Mobile World Congress 2019, which will take place in February in Barcelona, is likely to play host to a slew of 5G handset announcements from the main carriers, although European consumers shouldn’t necessarily read this as a sign they’ll have a fully functioning 5G phone in their pocket by the end of next year. Before you can use 5G speeds, you need a 5G network to deliver them.
“There’s nothing to stop people launching 5G smartphones in Europe at the same time as they launch pretty much everywhere else in the world,” said Qualcomm’s Timmons. But, he warned: “It may be that the networks are not there.”
It could also be the case that the introduction of 5G in Europe causes a big shakeup in which phone manufacturers that dominate the region are outpaced by scrappier upstarts eager to gain a foothold in a competitive market.
The Chinese phone makers that are newer to Europe, including OnePlus, Xiaomi(which arrives in the UK next week), Oppo and Vivo have already been publicly talking about, and in some cases showing off, how they’re incorporating the X50 chip into their handsets. OnePlus, Huawei and LG are all promising 5G in the first half of next year, whereas established leaders Apple and Samsung remain quiet on their plans for now.
This doesn’t necessarily mean Chinese phone makers are further along in their development of 5G handsets than the bigger phone brands, but the fact that they’re willing to talk about it now shows their 5G ambitions, as well as their more general ambitions to get ahead.

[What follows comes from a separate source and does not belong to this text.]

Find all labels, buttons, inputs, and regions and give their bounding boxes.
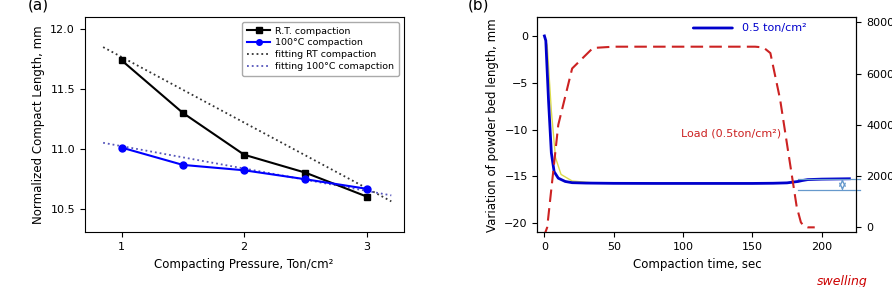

“It has always been the case that technology transitions lead to changes in the leading suppliers,” said Timmons. “Quite how isn’t really clear yet, and I don’t think it will become clear until it’s actually happened.”

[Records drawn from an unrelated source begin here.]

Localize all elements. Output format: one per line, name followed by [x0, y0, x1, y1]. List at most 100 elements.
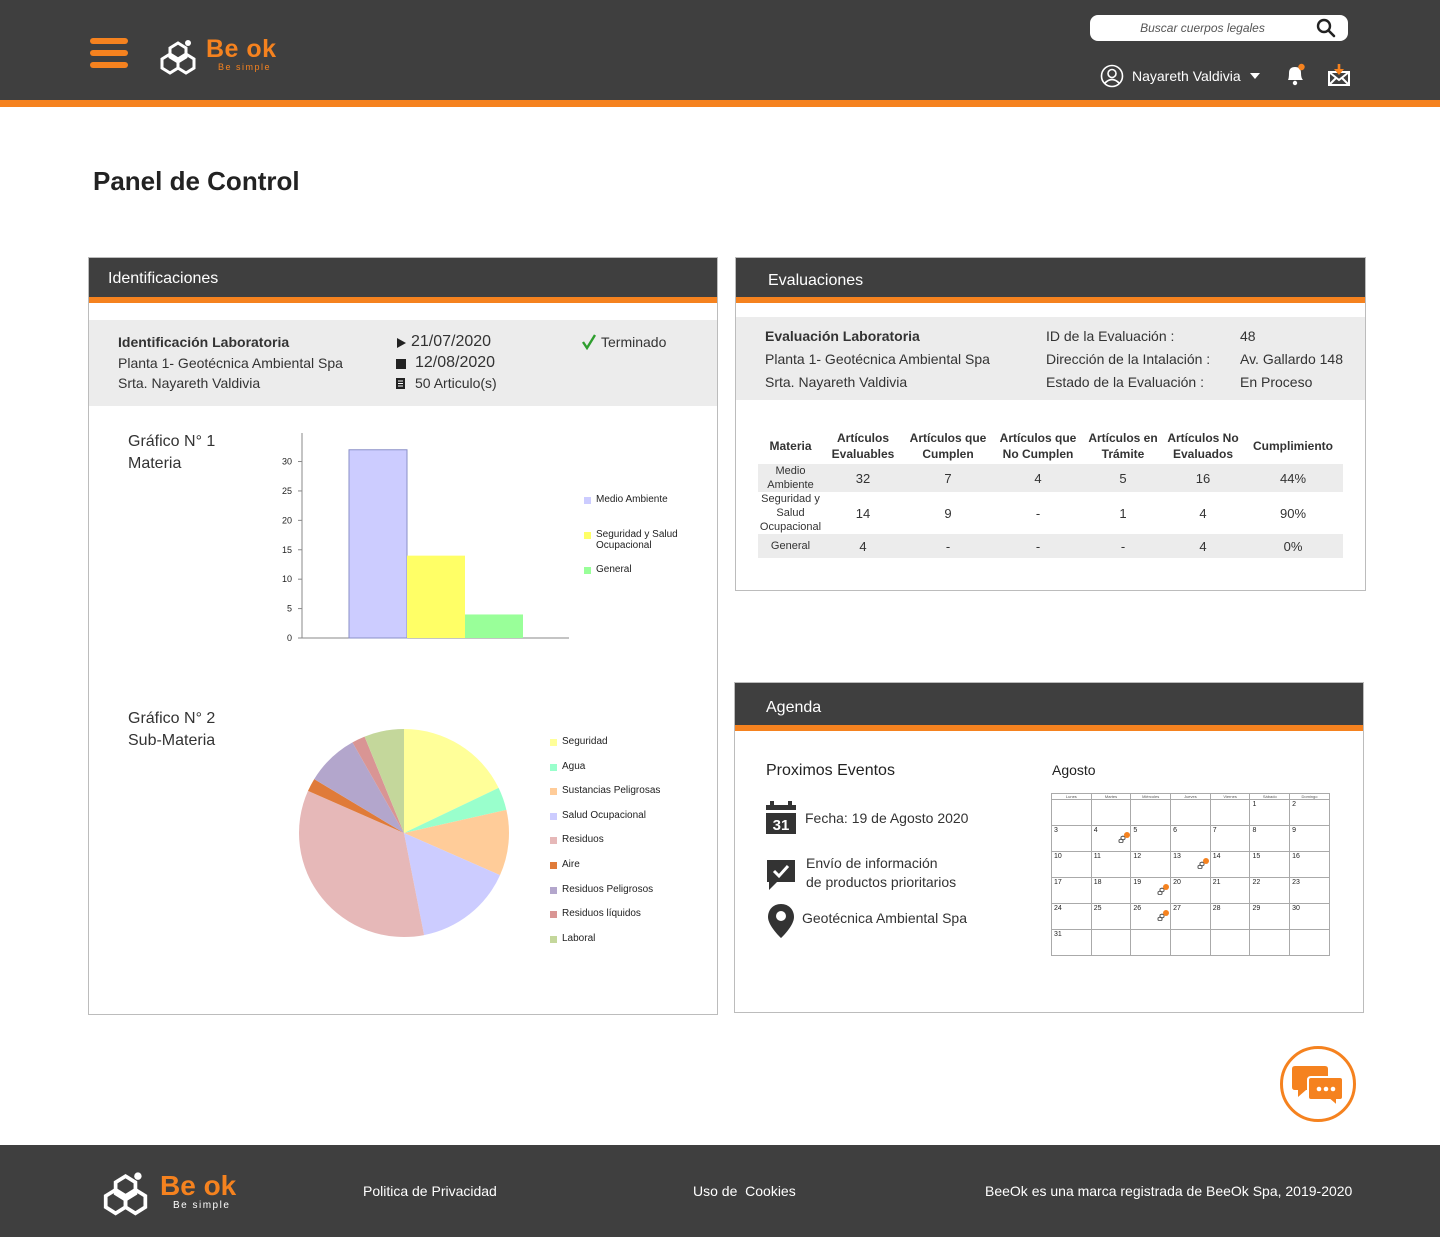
- event-description-line2: de productos prioritarios: [806, 874, 957, 890]
- pie-slice-5: [307, 779, 404, 833]
- table-cell: 9: [944, 505, 952, 521]
- calendar-day[interactable]: 4: [1090, 825, 1132, 852]
- inbox-download-icon[interactable]: [1327, 64, 1351, 86]
- search-input[interactable]: [1100, 18, 1305, 38]
- calendar-day[interactable]: 13: [1170, 851, 1211, 878]
- calendar-day[interactable]: 21: [1209, 877, 1251, 904]
- calendar-day[interactable]: 19: [1130, 877, 1172, 904]
- calendar-day-number: 31: [1054, 931, 1062, 938]
- evaluation-address-label: Dirección de la Intalación :: [1046, 351, 1211, 367]
- calendar-day: [1170, 929, 1211, 956]
- chart2-subcaption: Sub-Materia: [128, 732, 216, 749]
- calendar-day-number: 11: [1093, 853, 1101, 860]
- calendar-day[interactable]: 24: [1051, 903, 1092, 930]
- calendar-day-number: 24: [1054, 905, 1062, 912]
- event-marker-icon[interactable]: [1197, 857, 1210, 869]
- calendar-weekday-row: Lunes Martes Miércoles Jueves Viernes Sábado D…: [1051, 793, 1330, 800]
- table-cell: Seguridad y Salud Ocupacional: [759, 493, 822, 533]
- table-cell: 0%: [1243, 534, 1343, 558]
- table-row[interactable]: General 4 - - - 4 0%: [758, 534, 1343, 558]
- calendar-day-number: 9: [1292, 827, 1297, 834]
- calendar-day-number: 5: [1133, 827, 1138, 834]
- calendar-day[interactable]: 7: [1209, 825, 1251, 852]
- evaluaciones-panel: Evaluaciones Evaluación Laboratoria Plan…: [735, 257, 1366, 591]
- pie-slice-7: [352, 736, 404, 833]
- article-count: 50 Articulo(s): [415, 375, 497, 391]
- evaluation-person: Srta. Nayareth Valdivia: [765, 374, 908, 390]
- pie-slice-3: [404, 833, 501, 936]
- calendar-day[interactable]: 3: [1051, 825, 1092, 852]
- calendar-day-number: 2: [1292, 801, 1297, 808]
- copyright-text: BeeOk es una marca registrada de BeeOk S…: [985, 1183, 1353, 1199]
- event-marker-icon[interactable]: [1157, 909, 1170, 921]
- legend-swatch: [584, 497, 591, 504]
- pie-slice-4: [299, 790, 425, 937]
- panel-accent-line: [89, 297, 717, 303]
- month-calendar: Lunes Martes Miércoles Jueves Viernes Sábado D…: [1051, 793, 1330, 956]
- calendar-day[interactable]: 5: [1130, 825, 1172, 852]
- calendar-day[interactable]: 8: [1249, 825, 1291, 852]
- calendar-day-number: 3: [1054, 827, 1058, 834]
- calendar-day-number: 25: [1093, 905, 1102, 912]
- legend-label: Salud Ocupacional: [562, 809, 646, 821]
- calendar-day[interactable]: 30: [1289, 903, 1330, 930]
- calendar-day[interactable]: 22: [1249, 877, 1291, 904]
- calendar-day: [1209, 929, 1251, 956]
- calendar-day[interactable]: 9: [1289, 825, 1330, 852]
- table-cell: -: [903, 534, 993, 558]
- chat-button[interactable]: [1280, 1046, 1356, 1122]
- privacy-policy-link[interactable]: Politica de Privacidad: [363, 1183, 497, 1199]
- calendar-day[interactable]: 12: [1130, 851, 1172, 878]
- panel-accent-line: [736, 297, 1365, 303]
- event-marker-icon[interactable]: [1157, 883, 1170, 895]
- calendar-day[interactable]: 10: [1051, 851, 1092, 878]
- calendar-week: 17 18 19 20 21 22 23: [1051, 877, 1330, 904]
- table-cell: 4: [823, 534, 903, 558]
- calendar-day[interactable]: 28: [1209, 903, 1251, 930]
- calendar-day[interactable]: 29: [1249, 903, 1291, 930]
- page-title: Panel de Control: [93, 166, 300, 196]
- table-row[interactable]: Seguridad y Salud Ocupacional 14 9 - 1 4…: [758, 492, 1343, 534]
- calendar-day-number: 18: [1093, 879, 1102, 886]
- calendar-day[interactable]: 31: [1051, 929, 1092, 956]
- pie-chart-submateria: [299, 729, 509, 937]
- search-box: [1090, 15, 1348, 41]
- calendar-day[interactable]: 16: [1289, 851, 1330, 878]
- calendar-day[interactable]: 23: [1289, 877, 1330, 904]
- evaluation-plant: Planta 1- Geotécnica Ambiental Spa: [765, 351, 990, 367]
- cookies-link[interactable]: Uso de Cookies: [693, 1183, 796, 1199]
- calendar-day[interactable]: 2: [1289, 799, 1330, 826]
- calendar-day-number: 20: [1173, 879, 1181, 886]
- calendar-day[interactable]: 1: [1249, 799, 1291, 826]
- calendar-day[interactable]: 25: [1090, 903, 1132, 930]
- table-row[interactable]: Medio Ambiente 32 7 4 5 16 44%: [758, 464, 1343, 492]
- calendar-week: 3 4 5 6 7 8 9: [1051, 825, 1330, 852]
- calendar-day[interactable]: 17: [1051, 877, 1092, 904]
- evaluation-summary[interactable]: Evaluación Laboratoria Planta 1- Geotécn…: [736, 317, 1365, 400]
- start-date: 21/07/2020: [411, 333, 492, 350]
- footer-logo[interactable]: Be ok Be simple: [100, 1165, 260, 1217]
- evaluation-id-value: 48: [1240, 328, 1256, 344]
- calendar-day[interactable]: 14: [1209, 851, 1251, 878]
- evaluation-name: Evaluación Laboratoria: [765, 328, 920, 344]
- identification-summary[interactable]: Identificación Laboratoria Planta 1- Geo…: [89, 320, 717, 406]
- pie-slice-8: [364, 729, 404, 833]
- user-name: Nayareth Valdivia: [1132, 68, 1241, 84]
- hamburger-menu-icon[interactable]: [90, 38, 128, 70]
- column-header: Artículos Evaluables: [831, 431, 895, 461]
- calendar-day-number: 17: [1054, 879, 1062, 886]
- calendar-week: 10 11 12 13 14 15 16: [1051, 851, 1330, 878]
- calendar-day[interactable]: 15: [1249, 851, 1291, 878]
- event-marker-icon[interactable]: [1118, 831, 1130, 843]
- calendar-day[interactable]: 27: [1170, 903, 1211, 930]
- calendar-day: [1051, 799, 1092, 826]
- calendar-day[interactable]: 6: [1170, 825, 1211, 852]
- calendar-day[interactable]: 26: [1130, 903, 1172, 930]
- notification-bell-icon[interactable]: [1284, 63, 1306, 87]
- search-icon[interactable]: [1316, 18, 1336, 38]
- beeok-logo[interactable]: Be ok Be simple: [158, 34, 288, 76]
- calendar-day[interactable]: 18: [1090, 877, 1132, 904]
- calendar-day[interactable]: 11: [1090, 851, 1132, 878]
- user-menu[interactable]: Nayareth Valdivia: [1100, 62, 1261, 90]
- calendar-day[interactable]: 20: [1170, 877, 1211, 904]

Europe is also behind the US when it comes to fixed wireless access — a wireless alternative to fiber and other fixed-line broadband services — using 5G spectrum.
“In Europe we haven’t put so much emphasis on that,” said Timmons. “People are much more interested in smartphones … and we’re going to get those about the same time as everyone else in the world.”
The battle goes on, but the war is already lost
Whether Europe gets 5G phones one month or five months after the US, and whether it can offer widespread, fully functional commercial 5G networks by 2019, 2020 or 2021, the region has effectively already lost this fight, at least for now.
Now it’s just a case of playing catch-up as much as possible — something many European countries at least appear to be doing effectively.
The likelihood is that most consumers, many of whom are probably on and will continue to be on fixed 24-month contracts with 4G devices and 4G data speeds for now, will be unaffected by the specifics of when 5G becomes available. But being behind does impact individual countries, economies and the European tech industry as a whole.
Pretty much all of the 5G strategies from European governments, including the UK, highlight the technology’s importance for attracting investment and the development of related innovation — driverless cars, for example. There’s also the benefit that, while other markets are still trying to get the right infrastructure in place, you can learn from mistakes early and quickly and course-correct.
Schiavoni’s counterargument is that 5G is so huge that there’s room for new, smaller players to bring new services and offerings to the market. Taking a slightly slower approach to adopting the technology allows these new possibilities to be more carefully considered and incorporated, something he can see potentially happening in Europe.
“It is clear that in the United States they have found a vision and they are going for it,” he said. “It is important to be a leader in 5G, [and for Europe] it is indeed a missed opportunity.”